Aux frontières de la parapsychologie et des pseudosciences, le mythe hyperboréen prospère et connaît de singulières variations. Ainsi, dans son Paradise Found. The Cradle of the Human Race at the North Pole (1885), William F. Warren, président de l’Université de Boston, soutint que le berceau de l’humanité et le Paradis terrestre n’étaient autres que le pôle Nord. Il se base sur la paléobotanique et la Genèse pour dire que l’Arbre de Vie du Jardin de l´Eden, qui n’est autre que l’Asvattha des Hindous, le Pommier d’Avalon des Celtes ou le Yggdrasil des Germains ne pouvait être qu’un séquoia de l’Arctique préhistorique, emporté avec eux par les habitants du Pôle lors de leurs migrations, d’où la tradition universelle de ce «pilier céleste».6. Les premiers habitants du Pôle, très beaux et d’une remarquable longévité, n’auraient émigré en Asie qu’après le Déluge et l’avènement d’un âge de glace, et ils y seraient devenus les êtres inférieurs de notre temps. Cette théorie fut prodigieusement divulguée par la fondatrice de la Théosophie, Mme Blavatsky dans son incontournable Doctrine sécrète (1888) qui défend la thèse d’une «Terre Sacrée Impérissable» située dans le Pôle, «utérus de la création» et source primordiale de l’humanité: «If, then, the teaching is understood correctly, the first continent which came into existence capped over the whole North Pole like one unbroken crust, and remains so to this day, beyond that inland sea which seemed like an unreachable mirage to the few arctic travellers who perceived it».7 «This 'Sacred Land'… is stated never to have shared the fate of the other continents; because it is the only one whose destiny it is to last from the beginning to the end of the Manvantara throughout each Round. It is the cradle of the first man and the dwelling of the last divine mortal, chosen as a Shishta for the future seed of humanity. Of this mysterious and sacred land very little can be said, except, perhaps, according to a poetical expression in one of the Commentaries, that the 'polestar has its watchful eye upon it, from the dawn to the close of the twilight of "a day" of the GREAT BREATH' [In India called 'The Day of Brahma.']» (id, 2:6)

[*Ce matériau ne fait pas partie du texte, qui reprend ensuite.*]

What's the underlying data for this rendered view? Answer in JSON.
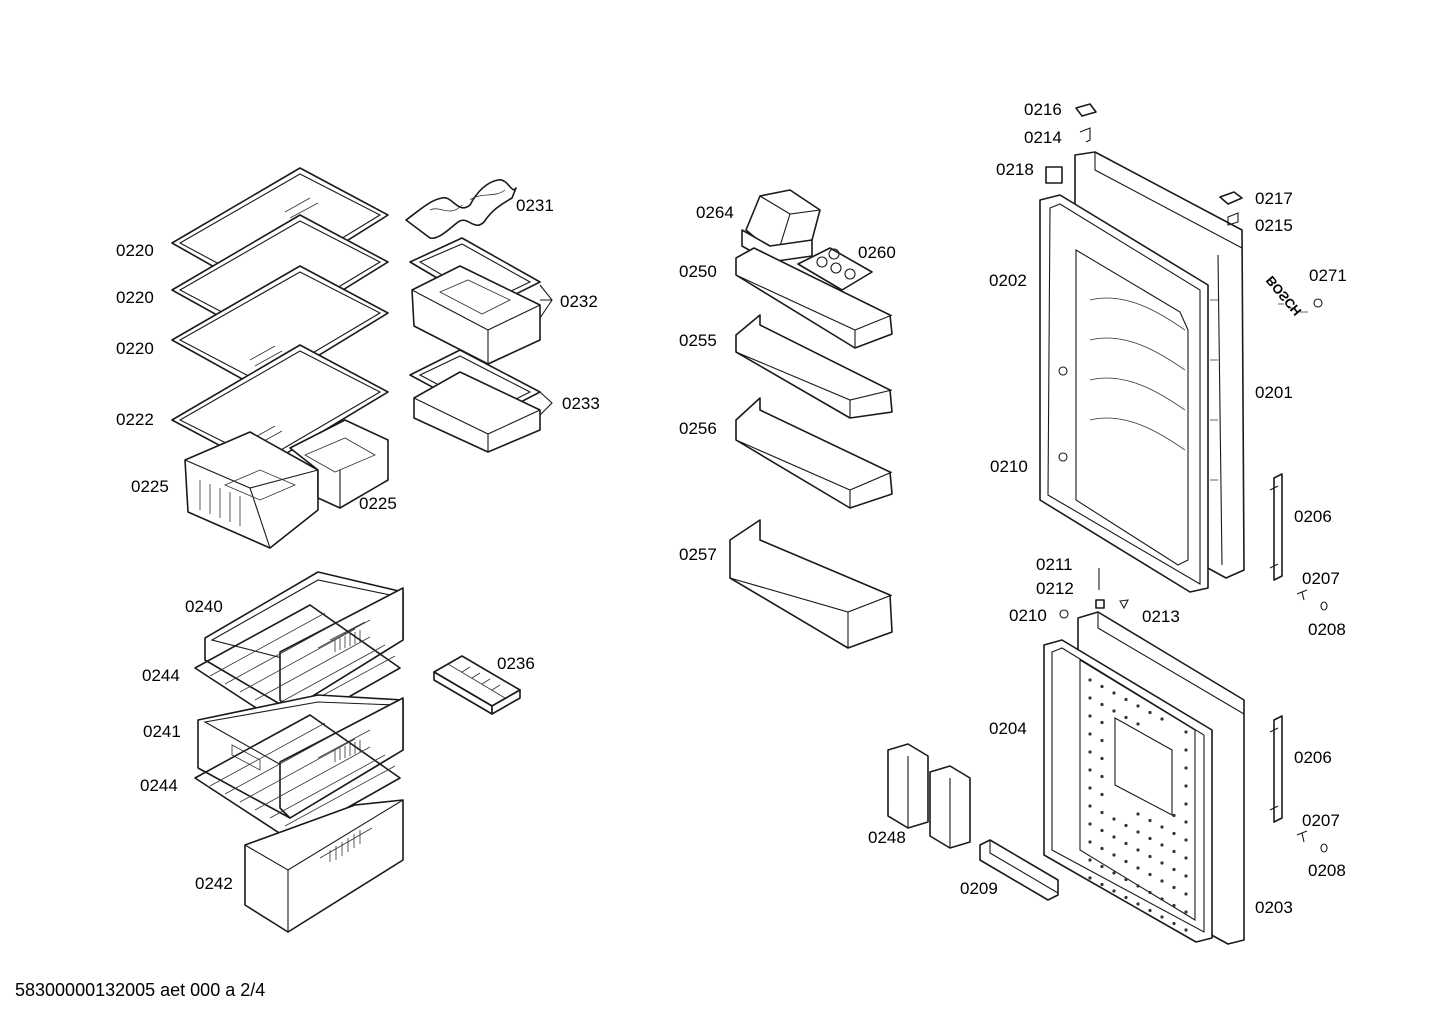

Lui succéda alors le deuxième continent, s’étendant sur tout le Septentrion, allant de l’actuel Groenland au Kamtchatka, l’Hyperborée, demeure de la deuxième race de l’humanité, des géants androgynes aux traits monstrueux. Avant donc la Lémurie, puis l’Atlantide, il y eut «le continent Hyperborée. Tel sera le nom choisi pour le second Continent, la terre qui étendait ses promontoires au sud et à l'ouest du Pôle Nord, pour recevoir la Seconde Race qui englobait tout ce qu'on appelle aujourd'hui l'Asie du Nord. C'est le nom que les plus anciens Grecs donnaient à cette région lointaine et mystérieuse, où, suivant leur tradition, Apollon l'Hyperboréen se rendait tous les ans. (...) C'était un continent réel, une terre bona fide [de bonne foi, honnête], qui ne connaissait pas l'hiver à cette époque primitive (...). Durant le Miocène, le Groenland et même le Spitzberg, c'est-à-dire ce qui reste de notre second continent ou continent hyperboréen, jouissait d'un climat presque tropical».8 De Paradis, l’Hyperborée serait devenue, sous l’effet des glaciations, un Enfer blanc «où la déesse-reine scandinave Hel règne au plus profond d’Heleim et de Nilfheim», le monde des ténèbres9; Blavatsky interprète ainsi le Dragon rouge de l’Apocalypse comme le symbole des frimas du Pôle Nord engouffrant la fertile Hyperborée (idée qui inspirera Bennett pour le mosasaure dans la fosse d’Hela dans Thyra et Ashton Smith pour The Coming of the White Worm)… et le Tentateur du Jardin d’Eden comme un reptile volant, qui ne fut autre qu’un grand reptile (elle hésite entre un ptérodactyle et un mosasaure qu’elle conçoit à tort comme un «serpent ailé»10).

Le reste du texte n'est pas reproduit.